The first ever drawing Leo remembers creating was of himself lying down in a cosy front room full of sofas and 70s hi-fi equipment. Within that drawing Leo had drawn a smaller version of himself drawing in the cosy room full of sofas and hi-fi equipment. Cut scene, and he has now grown up a bit, or as he describes; “I have grown into the kind of person who wants to be a comic artist. Not because I was particularly good at it but because I loved the way that one drawing could seamlessly bounce to the next and to the next and the next as if they weren’t pinned butterflies but part of a sequence that would just keep going until the sequence ended. The artificiality of art is what I like.”

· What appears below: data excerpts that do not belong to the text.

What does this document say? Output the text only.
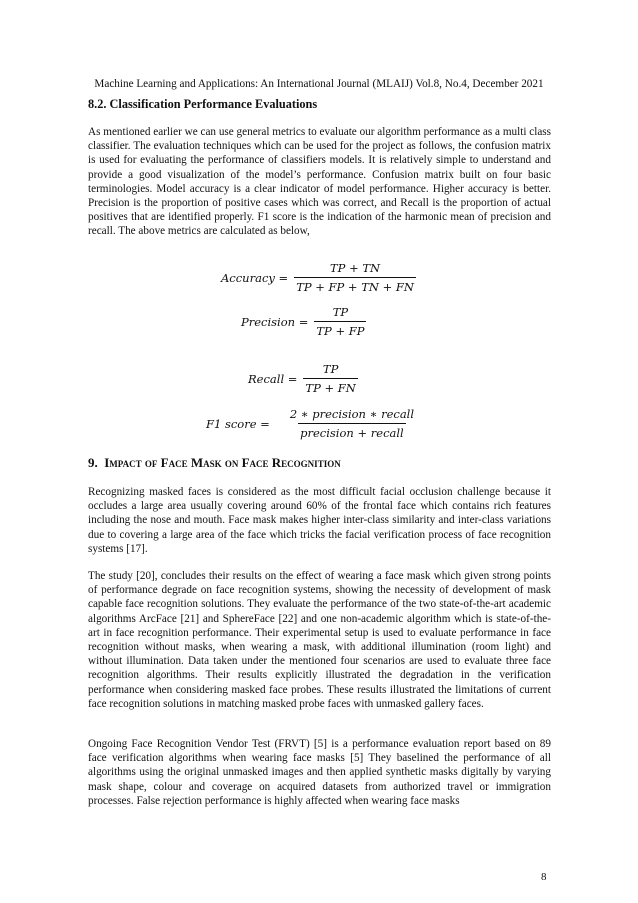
Machine Learning and Applications: An International Journal (MLAIJ) Vol.8, No.4, December 2021
8.2. Classification Performance Evaluations

As mentioned earlier we can use general metrics to evaluate our algorithm performance as a multi class classifier. The evaluation techniques which can be used for the project as follows, the confusion matrix is used for evaluating the performance of classifiers models. It is relatively simple to understand and provide a good visualization of the model’s performance. Confusion matrix built on four basic terminologies. Model accuracy is a clear indicator of model performance. Higher accuracy is better. Precision is the proportion of positive cases which was correct, and Recall is the proportion of actual positives that are identified properly. F1 score is the indication of the harmonic mean of precision and recall. The above metrics are calculated as below,

Accuracy = $\frac{TP + TN}{TP + FP + TN + FN}$
Precision = $\frac{TP}{TP + FP}$
Recall = $\frac{TP}{TP + FN}$
F1 score = $\frac{\text{2 ∗ precision ∗ recall}}{\text{precision + recall}}$
9. Impact of Face Mask on Face Recognition

Recognizing masked faces is considered as the most difficult facial occlusion challenge because it occludes a large area usually covering around 60% of the frontal face which contains rich features including the nose and mouth. Face mask makes higher inter-class similarity and inter-class variations due to covering a large area of the face which tricks the facial verification process of face recognition systems [17].

The study [20], concludes their results on the effect of wearing a face mask which given strong points of performance degrade on face recognition systems, showing the necessity of development of mask capable face recognition solutions. They evaluate the performance of the two state-of-the-art academic algorithms ArcFace [21] and SphereFace [22] and one non-academic algorithm which is state-of-the-art in face recognition performance. Their experimental setup is used to evaluate performance in face recognition without masks, when wearing a mask, with additional illumination (room light) and without illumination. Data taken under the mentioned four scenarios are used to evaluate three face recognition algorithms. Their results explicitly illustrated the degradation in the verification performance when considering masked face probes. These results illustrated the limitations of current face recognition solutions in matching masked probe faces with unmasked gallery faces.

Ongoing Face Recognition Vendor Test (FRVT) [5] is a performance evaluation report based on 89 face verification algorithms when wearing face masks [5] They baselined the performance of all algorithms using the original unmasked images and then applied synthetic masks digitally by varying mask shape, colour and coverage on acquired datasets from authorized travel or immigration processes. False rejection performance is highly affected when wearing face masks

8
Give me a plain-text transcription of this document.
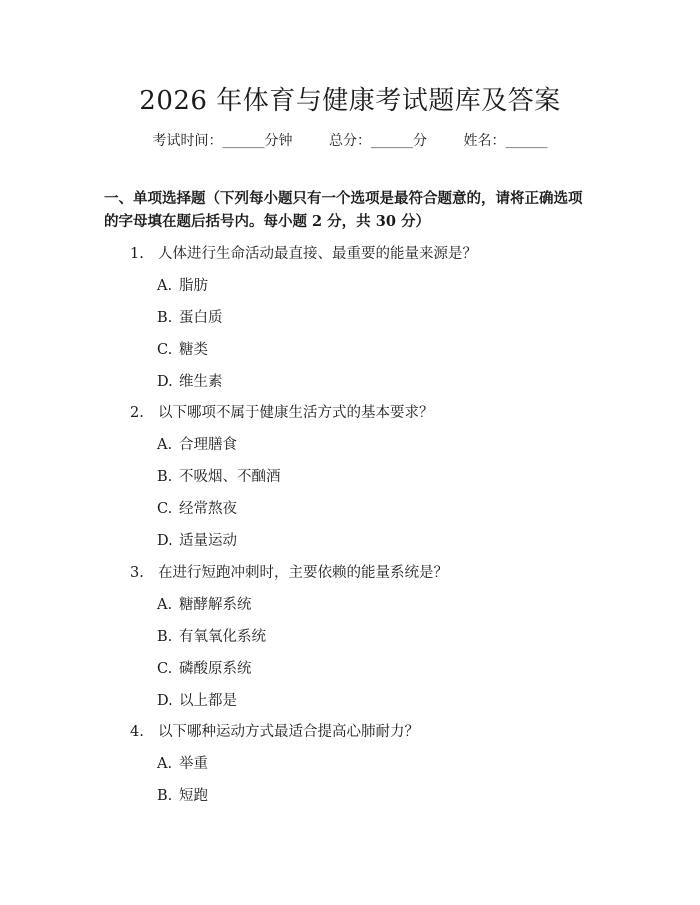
2026 年体育与健康考试题库及答案
考试时间：______分钟	总分：______分	姓名：______
一、单项选择题（下列每小题只有一个选项是最符合题意的，请将正确选项的字母填在题后括号内。每小题 2 分，共 30 分）
1. 人体进行生命活动最直接、最重要的能量来源是？
A. 脂肪
B. 蛋白质
C. 糖类
D. 维生素
2. 以下哪项不属于健康生活方式的基本要求？
A. 合理膳食
B. 不吸烟、不酗酒
C. 经常熬夜
D. 适量运动
3. 在进行短跑冲刺时，主要依赖的能量系统是？
A. 糖酵解系统
B. 有氧氧化系统
C. 磷酸原系统
D. 以上都是
4. 以下哪种运动方式最适合提高心肺耐力？
A. 举重
B. 短跑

Leo then went on to partake in a BA in Bristol, where they had some “pretty fancy photocopiers”. Although students were supposed to buy credit to use the machines, Leo figured out a hack where he could get unlimited credit. He states; “I became obsessed by the idea that you could print a scale map of the whole entire world and wrap it around the planet, and that dodgy facsimile would contain us and within that us there would be full sized photocopies of us living out our full sized photocopy lives.” Cut scene once again, and computers have been invented, and it is these computers that have allowed Leo to communicate with printers in a way that wasn’t available when he had all the photocopier credit.
After completing his degree, Leo moved country and learnt to screen print. He describes; “The squeegee is going back and forward and I am thinking ‘This is brilliant. I am like a machine.’ And for a minute there I was as content as a photocopier.”
“The artificiality of art is what I like, but I like it to be obvious. I like to see the pencil lines, the offset registration marks, the machine wearing a ghost costume or the Wizard of Oz’s feet poking out from under the curtain. By exposing the artifice within itself the mise en abyme (the picture of a picture within a picture) perfectly captures this celebration of artificiality. We are all in (and in on) the joke.”
In his What’s He Building In There? exhibition Leo combined old computer monitors, rubbish photocopiers, screen prints, and differently scaled cardboard cutouts to create a series of interactive scenes within scenes, inviting the audience to become a part of the art work. Leo states; “In as janky manner as possible this exhibition explored what Nietzsche never said when he never said ‘Battle not with photocopiers lest you become a photocopier and if you gaze into the mise en abyme, the mise en abyme gazes also into you’.”